La SCIC a toujours été très singulière. Il s’agit d’un être juridique métissé, à mi-chemin entre la société, la coopérative et l’association. Parmi ses traits notables, nous pouvons notamment retenir les points suivants :

  • Son objet social consiste nécessairement en « la production, la fourniture de biens et de services d’intérêt collectif, qui présentent un caractère d’utilité sociale» ;
  • Son sociétariat est obligatoirement varié : elle est composée a minima d’au moins 3 catégories d’associés (producteurs de produits et services, usagers et bénévoles).
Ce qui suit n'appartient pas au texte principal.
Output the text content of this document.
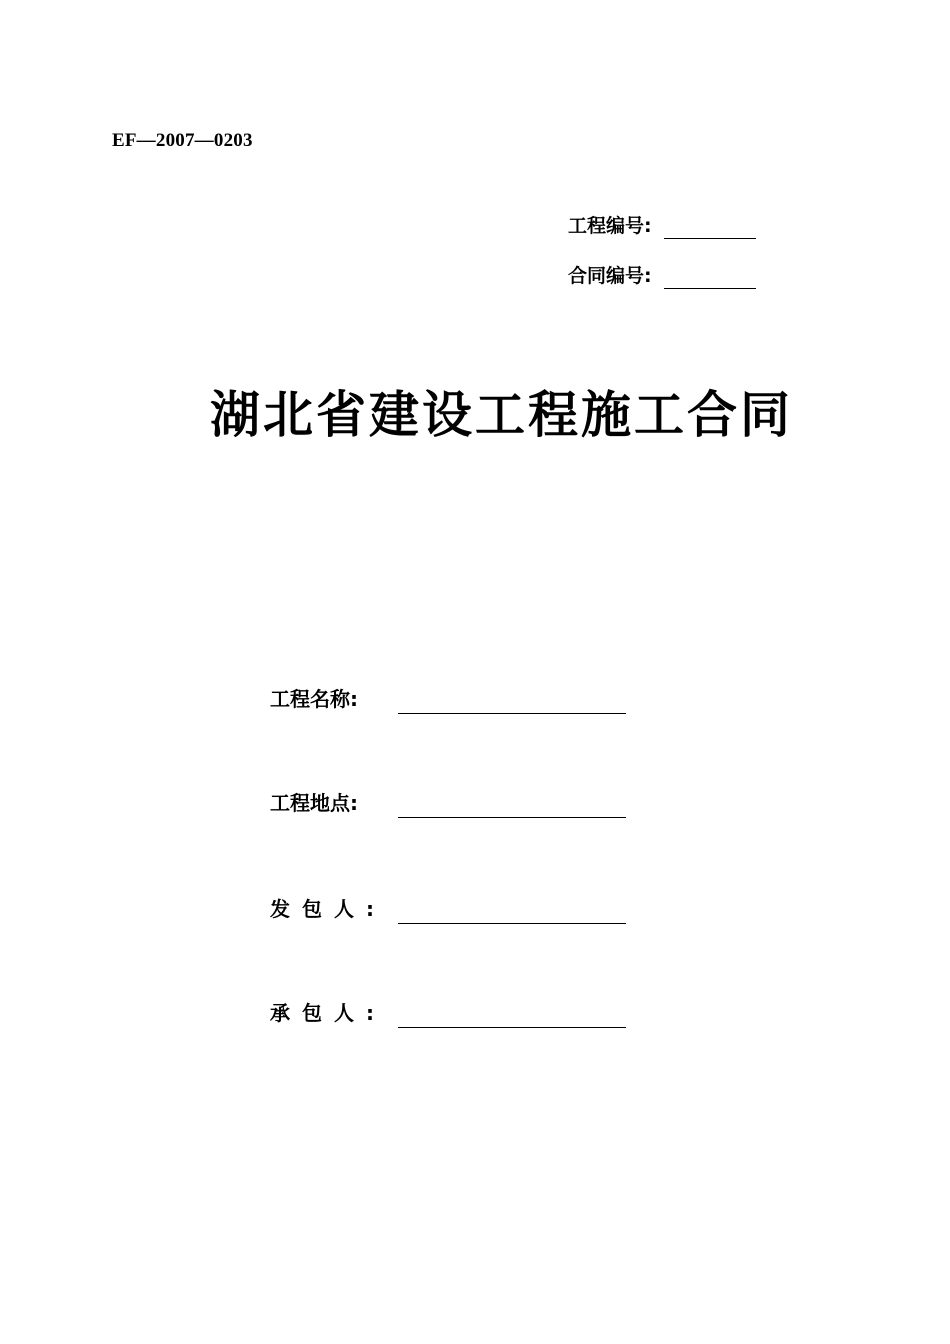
EF—2007—0203
工程编号:
合同编号:
湖北省建设工程施工合同
工程名称:
工程地点:
发包人:
承包人:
Elle peut intégrer au capital toutes les parties prenantes intéressées par l’activité de la SCIC, dont les personnes publiques ;
  • Le droit de vote entre les associés peut être réparti sous forme de collèges de vote ;
  • La ristourne coopérative y est interdite.
  • 57,5% des excédents au minimum doivent être mis en réserves impartageables ;
  • Les réserves de la SCIC sont strictement impartageables. Elles ne peuvent pas être distribuées. Les réserves ne peuvent pas non plus être incorporées au capital ou être utilisées pour revaloriser le montant des parts sociales. De la même manière, le boni de liquidation éventuel ne saurait être distribué.
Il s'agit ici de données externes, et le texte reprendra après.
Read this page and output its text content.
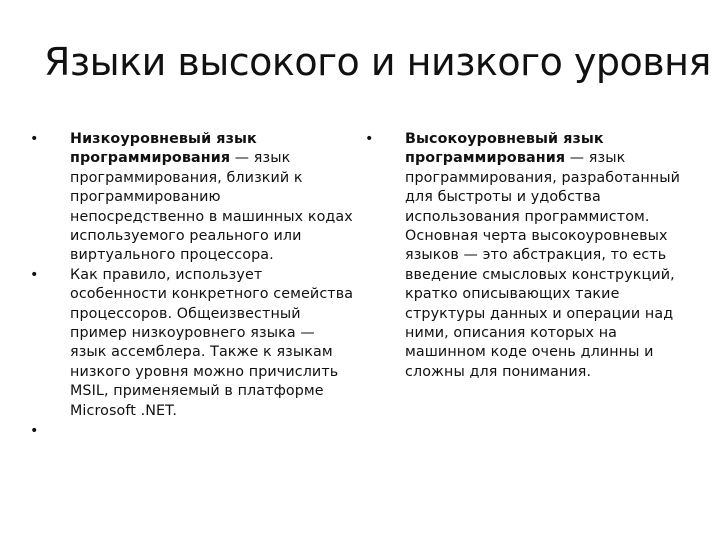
Языки высокого и низкого уровня
•	Низкоуровневый язык программирования — язык программирования, близкий к программированию непосредственно в машинных кодах используемого реального или виртуального процессора.
•	Как правило, использует особенности конкретного семейства процессоров. Общеизвестный пример низкоуровнего языка — язык ассемблера. Также к языкам низкого уровня можно причислить MSIL, применяемый в платформе Microsoft .NET.
•
•	Высокоуровневый язык программирования — язык программирования, разработанный для быстроты и удобства использования программистом. Основная черта высокоуровневых языков — это абстракция, то есть введение смысловых конструкций, кратко описывающих такие структуры данных и операции над ними, описания которых на машинном коде очень длинны и сложны для понимания.
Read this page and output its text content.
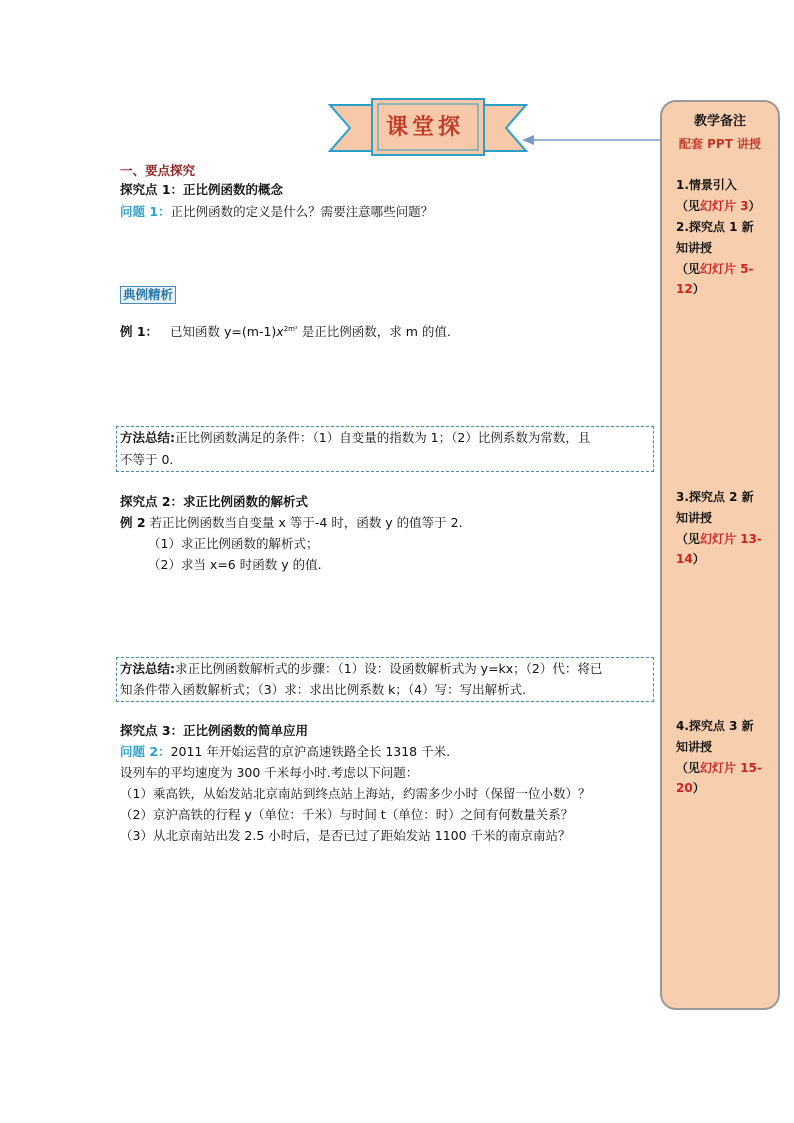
课堂探
一、要点探究
探究点 1：正比例函数的概念
问题 1：正比例函数的定义是什么？需要注意哪些问题？
典例精析
例 1： 已知函数 $y=(m-1)x^{2m^2}$ 是正比例函数，求 m 的值.
方法总结:正比例函数满足的条件：（1）自变量的指数为 1；（2）比例系数为常数，且
不等于 0.
探究点 2：求正比例函数的解析式
例 2 若正比例函数当自变量 x 等于-4 时，函数 y 的值等于 2.
（1）求正比例函数的解析式；
（2）求当 x=6 时函数 y 的值.
方法总结:求正比例函数解析式的步骤：（1）设：设函数解析式为 y=kx；（2）代：将已
知条件带入函数解析式；（3）求：求出比例系数 k；（4）写：写出解析式.
探究点 3：正比例函数的简单应用
问题 2：2011 年开始运营的京沪高速铁路全长 1318 千米.
设列车的平均速度为 300 千米每小时.考虑以下问题：
（1）乘高铁，从始发站北京南站到终点站上海站，约需多少小时（保留一位小数）？
（2）京沪高铁的行程 y（单位：千米）与时间 t（单位：时）之间有何数量关系？
（3）从北京南站出发 2.5 小时后，是否已过了距始发站 1100 千米的南京南站？
教学备注
配套 PPT 讲授
1.情景引入
（见幻灯片 3）
2.探究点 1 新
知讲授
（见幻灯片 5-12）
3.探究点 2 新
知讲授
（见幻灯片 13-14）
4.探究点 3 新
知讲授
（见幻灯片 15-20）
Dans la pratique, nous constatons depuis quelques années un intérêt de plus en plus marqué pour la SCIC, notamment de la part des associations.

Dans un contexte de raréfaction des subventions publiques et face à des interrogations fiscales de plus en plus pesantes (risques de fiscalisation aux impôts commerciaux), certaines associations n’hésitent pas à franchir le Rubicon en se transformant en SCIC.

Nous avons observé le même mouvement du côté des personnes publiques dont les collectivités territoriales qui nous semblent aujourd’hui de moins en moins frileuses à entrer au capital de SCIC.

Enfin, le statut SCIC attire de plus en plus de porteurs de projet de tous horizons et dans tous secteurs d’activités du fait des principes et valeurs qu’incarne le statut SCIC.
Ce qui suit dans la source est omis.